Algorithm efficiency measurement methods: Ex-post statistical methods, ex ante analysis and estimation methods.
The time complexity of the algorithm: in the analysis of the algorithm, the total execution times of the statement T (N) is about the problem scale n function, and then analyze T (n) with N and determine the order of magnitude T (N). The time complexity of the algorithm is recorded as: T (n) =o (f (n)). It indicates that the growth rate of the algorithm execution time is the same as that of F (n) with the increase of the problem scale N, which is called the asymptotic time complexity of the algorithm, referred to as time complexity. With the increase of the input scale n, the slowest growth of T (n) algorithm is the optimal algorithm.

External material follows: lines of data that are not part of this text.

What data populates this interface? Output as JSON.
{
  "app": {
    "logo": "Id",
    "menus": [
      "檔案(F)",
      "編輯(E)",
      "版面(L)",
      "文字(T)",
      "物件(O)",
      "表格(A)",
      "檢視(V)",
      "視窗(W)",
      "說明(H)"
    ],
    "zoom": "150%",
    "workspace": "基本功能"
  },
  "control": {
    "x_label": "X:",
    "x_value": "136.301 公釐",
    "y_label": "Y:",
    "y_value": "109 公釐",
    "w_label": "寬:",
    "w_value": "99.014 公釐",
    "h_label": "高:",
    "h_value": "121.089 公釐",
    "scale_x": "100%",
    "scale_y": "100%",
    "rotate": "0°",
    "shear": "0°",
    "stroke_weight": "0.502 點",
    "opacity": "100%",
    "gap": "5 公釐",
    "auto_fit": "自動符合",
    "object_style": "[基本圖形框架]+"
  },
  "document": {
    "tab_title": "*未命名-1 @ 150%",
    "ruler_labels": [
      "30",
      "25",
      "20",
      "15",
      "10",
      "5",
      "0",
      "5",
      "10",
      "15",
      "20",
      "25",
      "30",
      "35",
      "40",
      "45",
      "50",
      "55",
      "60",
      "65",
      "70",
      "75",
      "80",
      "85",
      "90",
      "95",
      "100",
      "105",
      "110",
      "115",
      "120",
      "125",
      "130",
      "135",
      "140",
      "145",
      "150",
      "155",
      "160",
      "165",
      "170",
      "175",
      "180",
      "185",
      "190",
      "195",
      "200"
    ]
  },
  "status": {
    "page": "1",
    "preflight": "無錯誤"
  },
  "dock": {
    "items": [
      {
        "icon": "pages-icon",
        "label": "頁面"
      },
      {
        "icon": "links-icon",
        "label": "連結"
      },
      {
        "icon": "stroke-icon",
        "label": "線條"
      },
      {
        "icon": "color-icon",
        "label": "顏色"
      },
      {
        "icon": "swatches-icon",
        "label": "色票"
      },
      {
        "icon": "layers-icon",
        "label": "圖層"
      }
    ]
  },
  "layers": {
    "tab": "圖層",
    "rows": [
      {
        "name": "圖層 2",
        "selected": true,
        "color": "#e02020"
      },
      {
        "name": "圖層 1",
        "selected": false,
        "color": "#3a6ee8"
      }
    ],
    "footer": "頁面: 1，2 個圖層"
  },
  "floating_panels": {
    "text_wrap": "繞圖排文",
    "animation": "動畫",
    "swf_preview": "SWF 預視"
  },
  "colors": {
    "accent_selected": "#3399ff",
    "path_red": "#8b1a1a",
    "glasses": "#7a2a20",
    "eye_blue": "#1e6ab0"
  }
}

The method of large O-order is deduced: 1. Substituting constant 1 for all additive constants in the running time; 2. In the modified run-times function, only the highest order is preserved; if the highest order exists and is not 1, the constant that multiplies the item is removed. (Consider series)
Linear order: generally contains non nested loops involving linear order, linear order is with the expansion of the problem scale n, the corresponding number of calculation is linearly increasing.
Square Order: 2 loops are nested together.
Log Order:
Analysis of time complexity of function call
The spatial complexity of the algorithm: the required storage space for the algorithm, S (n) =o (F (n)).